The doorbell rang. I heard Mama yell, “Be right there!” and then she came into the room again. She was carrying a small water glass with a little whiskey in it.
“Here. Sit up. Drink this. Do you good.”
Then she closed the bedroom door behind her and I heard her heels along the hall that leads to the front door. It was Daddy, he was in a good mood, I heard his laugh.
“Tish home yet?”
“She’s taking a little nap inside. She was kind of beat.”
“She see Fonny?”
“Yeah. She saw Fonny. She saw the inside of the Tombs, too. That’s why I made her lie down.”
“What about the lawyer?”
“She going to see him Monday.”
Daddy made a sound, I heard the refrigerator door open and close, and he poured himself a beer.
“Where’s Sis?”
“She’ll be here. She had to work late.”
“How much you think them damn lawyers is going to cost us, before this thing is over?”
“Joe, you know damn well ain’t no point in asking me that question.”
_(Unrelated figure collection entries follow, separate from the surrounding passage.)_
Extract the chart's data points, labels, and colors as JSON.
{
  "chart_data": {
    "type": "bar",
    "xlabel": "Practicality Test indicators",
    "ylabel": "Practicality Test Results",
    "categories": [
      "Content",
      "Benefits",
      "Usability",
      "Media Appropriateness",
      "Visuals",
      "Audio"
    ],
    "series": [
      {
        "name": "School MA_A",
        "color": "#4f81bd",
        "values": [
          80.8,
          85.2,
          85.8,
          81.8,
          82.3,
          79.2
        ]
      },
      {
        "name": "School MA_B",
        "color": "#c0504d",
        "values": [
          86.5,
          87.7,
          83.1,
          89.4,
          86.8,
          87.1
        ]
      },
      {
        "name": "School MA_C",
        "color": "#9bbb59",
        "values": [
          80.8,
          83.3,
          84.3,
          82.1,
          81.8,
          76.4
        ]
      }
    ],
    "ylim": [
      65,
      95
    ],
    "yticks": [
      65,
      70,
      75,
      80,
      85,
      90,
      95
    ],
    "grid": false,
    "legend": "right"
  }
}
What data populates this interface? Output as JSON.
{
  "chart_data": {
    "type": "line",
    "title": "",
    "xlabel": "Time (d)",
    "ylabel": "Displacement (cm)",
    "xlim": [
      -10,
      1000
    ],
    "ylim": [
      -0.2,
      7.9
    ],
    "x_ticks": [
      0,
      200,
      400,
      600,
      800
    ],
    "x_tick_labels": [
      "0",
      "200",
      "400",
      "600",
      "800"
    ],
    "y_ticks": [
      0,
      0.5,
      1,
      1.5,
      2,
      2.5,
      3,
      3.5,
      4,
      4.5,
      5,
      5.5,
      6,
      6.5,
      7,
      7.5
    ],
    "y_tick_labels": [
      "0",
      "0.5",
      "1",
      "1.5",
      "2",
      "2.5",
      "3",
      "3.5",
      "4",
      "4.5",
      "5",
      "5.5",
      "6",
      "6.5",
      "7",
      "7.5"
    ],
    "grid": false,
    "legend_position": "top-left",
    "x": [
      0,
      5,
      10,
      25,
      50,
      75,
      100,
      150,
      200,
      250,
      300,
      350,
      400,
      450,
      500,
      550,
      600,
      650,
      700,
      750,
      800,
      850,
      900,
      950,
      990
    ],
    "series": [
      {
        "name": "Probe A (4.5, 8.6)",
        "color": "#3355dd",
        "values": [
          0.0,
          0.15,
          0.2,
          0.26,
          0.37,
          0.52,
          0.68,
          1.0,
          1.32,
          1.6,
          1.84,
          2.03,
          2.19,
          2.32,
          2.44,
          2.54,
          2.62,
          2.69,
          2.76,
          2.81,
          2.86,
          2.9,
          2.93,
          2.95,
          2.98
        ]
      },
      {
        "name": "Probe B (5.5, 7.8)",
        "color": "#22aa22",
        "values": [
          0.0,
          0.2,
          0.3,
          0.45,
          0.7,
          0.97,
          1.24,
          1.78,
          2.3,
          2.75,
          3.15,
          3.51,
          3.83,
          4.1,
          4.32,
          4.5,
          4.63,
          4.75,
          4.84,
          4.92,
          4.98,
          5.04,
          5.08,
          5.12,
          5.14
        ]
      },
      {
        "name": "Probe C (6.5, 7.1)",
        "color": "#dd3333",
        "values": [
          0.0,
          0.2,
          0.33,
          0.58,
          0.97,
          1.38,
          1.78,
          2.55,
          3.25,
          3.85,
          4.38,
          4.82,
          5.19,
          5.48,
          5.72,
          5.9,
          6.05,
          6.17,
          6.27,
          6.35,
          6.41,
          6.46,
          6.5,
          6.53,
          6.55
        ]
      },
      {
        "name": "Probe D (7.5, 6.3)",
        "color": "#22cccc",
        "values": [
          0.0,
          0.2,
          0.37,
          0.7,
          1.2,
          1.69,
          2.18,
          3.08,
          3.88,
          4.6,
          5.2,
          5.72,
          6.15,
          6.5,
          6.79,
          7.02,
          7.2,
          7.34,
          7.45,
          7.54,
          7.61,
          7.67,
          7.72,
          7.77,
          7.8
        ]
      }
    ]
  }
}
“Well. They sure got it made, the rotten motherfuckers.”
“Amen to that.”
By now, Mama had poured herself some gin and orange juice and was sitting at the table, opposite him. She was swinging her foot; she was thinking ahead.
“How’d it go toda
y?”
“All right.”
Daddy works on the docks. He doesn’t go to sea anymore. All right means that he probably didn’t have to curse out more than one or two people all day long, or threaten anybody with death.
Fonny gave Mama one of his first pieces of sculpture. This was almost two years ago. Something about it always makes me think of Daddy. Mama put it by itself on a small table in the living room. It’s not very high, it’s done in black wood. It’s of a naked man with one hand at his forehead and the other half hiding his sex. The legs are long, very long, and very wide apart, and one foot seems planted, unable to move, and the whole motion of the figure is torment. It seemed a very strange figure for such a young kid to do, or, at least, it seemed strange until you thought about it. Fonny used to go to a vocational school where they teach kids to make all kinds of shitty, really useless things, like card tables and hassocks and chests of drawers which nobody’s ever going to buy because who buys handmade furniture? The rich don’t do it. They say the kids are dumb and so they’re teaching them to work with their hands. Those kids aren’t dumb. But the people who run these schools want to make sure that they don’t get smart: they are really teaching the kids to be slaves. Fonny didn’t go for it at all, and he split, taking most of the wood from the workshop with him. It took him about a week, tools one day, wood the next; but the wood was a problem because you can’t put it in your pocket or under your coat; finally, he and a friend broke in the school after dark, damn near emptied the woodwork shop, and loaded the wood into the friend’s brother’s car. They hid some of the wood in the basement of a friendly janitor, and Fonny brought the tools to my house, and some of that wood is still under my bed.
Fonny had found something that he could do, that he wanted to do, and this saved him from the death that was waiting to overtake the children of our age. Though the death took many forms, though people died early in many different ways, the death itself was very simple and the cause was simple, too: as simple as a plague: the kids had been told that they weren’t worth shit and everything they saw around them proved it. They struggled, they struggled, but they fell, like flies, and they congregated on the garbage heaps of their lives, like flies. And perhaps I clung to Fonny, perhaps Fonny saved me because he was just about the only boy I knew who wasn’t fooling around with the needles or drinking cheap wine or mugging people or holding up stores—and he never got his hair conked: it just stayed nappy. He started working as a short-order cook in a barbecue joint, so he could eat, and he found a basement where he could work on his wood and he was at our house more often than he was at his own house.